This mouse anti-connexin 43 monoclonal antibody is specific to mouse and rat connexin 43. Anti-connexin 43 monoclonal antibody recognizes the expressed product of the Gja1 gene. Connexin 43 is phosphorylated at multiple serine residues in vivo; this observation may have direct bearing on the regulation of gap junctional communication via protein kinase C, protein kinase A, and MAP kinase. Validated applications for this connexin 43 monoclonal antibody are Western blotting and ELISA.

Antibody Attributes:

Applications: Validated applications for this connexin 43 monoclonal antibody are Western blotting and ELISA.
Host Species and Isotype: The host species and isotype of this connexin 43 monoclonal antibody is mouse IgG1.
Clone ID of Monoclonal Antibody (mAb): The connexin 43 monoclonal antibody clone is 3D8A5.
Reactivity: This connexin 43 monoclonal antibody detects rat and mouse Connexin 43.
Product Size: Connexin 43 monoclonal antibody is available in a 100 µg pack size.

Intracellular communication mediated by gap junctions plays an important role in a variety of cellular processes, including homeostasis, morphogenesis, cell differentiation, and growth control. Gap junctions are transmembrane channels that serve to directly link neighboring cells by mediating the exchange of low molecular weight metabolites, ions, and second messengers. They are formed by the interaction of connexons, or hemichannels, on adjacent cells. The connexon itself is composed of a hexameric assembly of proteins referred to as connexins. Connexins are highly homologous proteins encoded by a multigene family whose members exhibit similar structural features, including a cytoplasmic amino-terminal region, four transmembrane domains, two extracellular loops, and a carboxy-terminal cytoplasmic tail of varying length. Comparison of the amino acid sequences of the various connexin family members demonstrates divergence in the intracellular loop connecting the second and third TM domains and the carboxy-terminal tail. These domains are thought to mediate connexin type-specific properties, including phosphorylation, response to gating stimuli, assembly, and membrane turnover. Modulation of gap junction communication may be achieved by multiple mechanisms, including alterations in transcription, translation, stability, posttranslational processing (especially phosphorylation), gating, and insertion or removal from the plasma membrane. Interestingly, reduction or alterations in the levels or types of connexin expressed in a given cell type has been found to correlate with tumor progression and metastasis.

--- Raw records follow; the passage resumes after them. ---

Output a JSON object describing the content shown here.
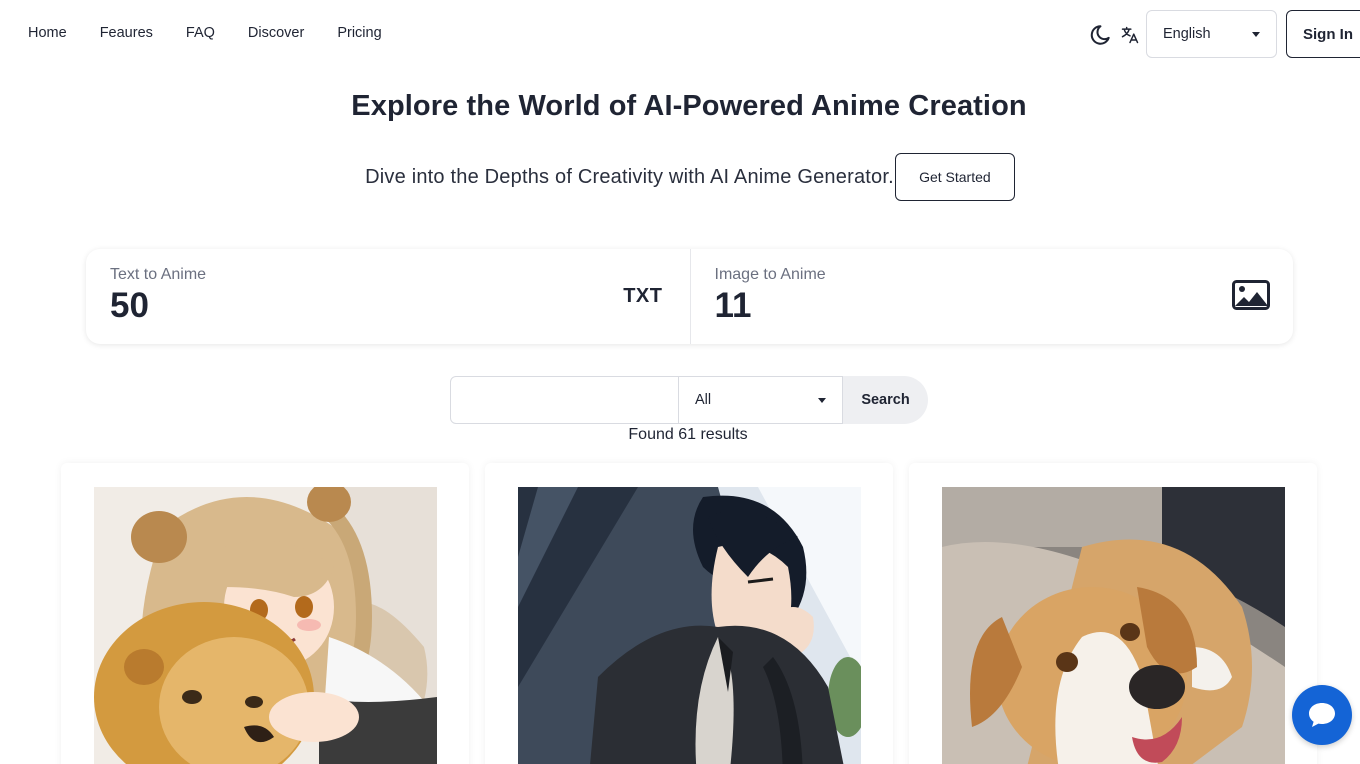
{
  "nav": {
    "links": [
      "Home",
      "Feaures",
      "FAQ",
      "Discover",
      "Pricing"
    ],
    "language": "English",
    "signin_label": "Sign In"
  },
  "hero": {
    "title": "Explore the World of AI-Powered Anime Creation",
    "subtitle": "Dive into the Depths of Creativity with AI Anime Generator.",
    "cta_label": "Get Started"
  },
  "stats": [
    {
      "label": "Text to Anime",
      "value": "50",
      "icon": "TXT"
    },
    {
      "label": "Image to Anime",
      "value": "11",
      "icon": "image-icon"
    }
  ],
  "search": {
    "placeholder": "",
    "filter": "All",
    "button_label": "Search",
    "results_text": "Found 61 results"
  },
  "gallery": [
    {
      "subject": "girl-with-lion"
    },
    {
      "subject": "boy-in-hoodie"
    },
    {
      "subject": "beagle-dog"
    }
  ],
  "colors": {
    "accent": "#1464d6",
    "text": "#1f2433",
    "border": "#d9dbe1"
  }
}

The precise regulation of gap junction channels is critical for the passage of signals between cells at the appropriate time and place. Immunostaining of gap junctions in cultured cells indicates that both phosphorylated and unphosphorylated Connexin 43 (Cx43) are present in certain assembled gap junctions, suggesting that assembled proteins do not contain the phosphorylated form of the protein exclusively. The phosphorylation of gap junction proteins appears to regulate channel function and the rates of channel assembly and turnover. Cx43 is phosphorylated at multiple serine residues in vivo; this observation may have direct bearing on the regulation of gap junctional communication via protein kinase protein kinase and MAP kinase. Phosphorylation of Cx43 is not viewed as a requirement for the formation of channels, since truncated versions lacking the apparent phosphorylatable serines can form channels. However, the phosphorylation of Cx43 does appear to regulate the trafficking of Cx43 into gap junctional structures, single channel behavior and Cx43 degradation.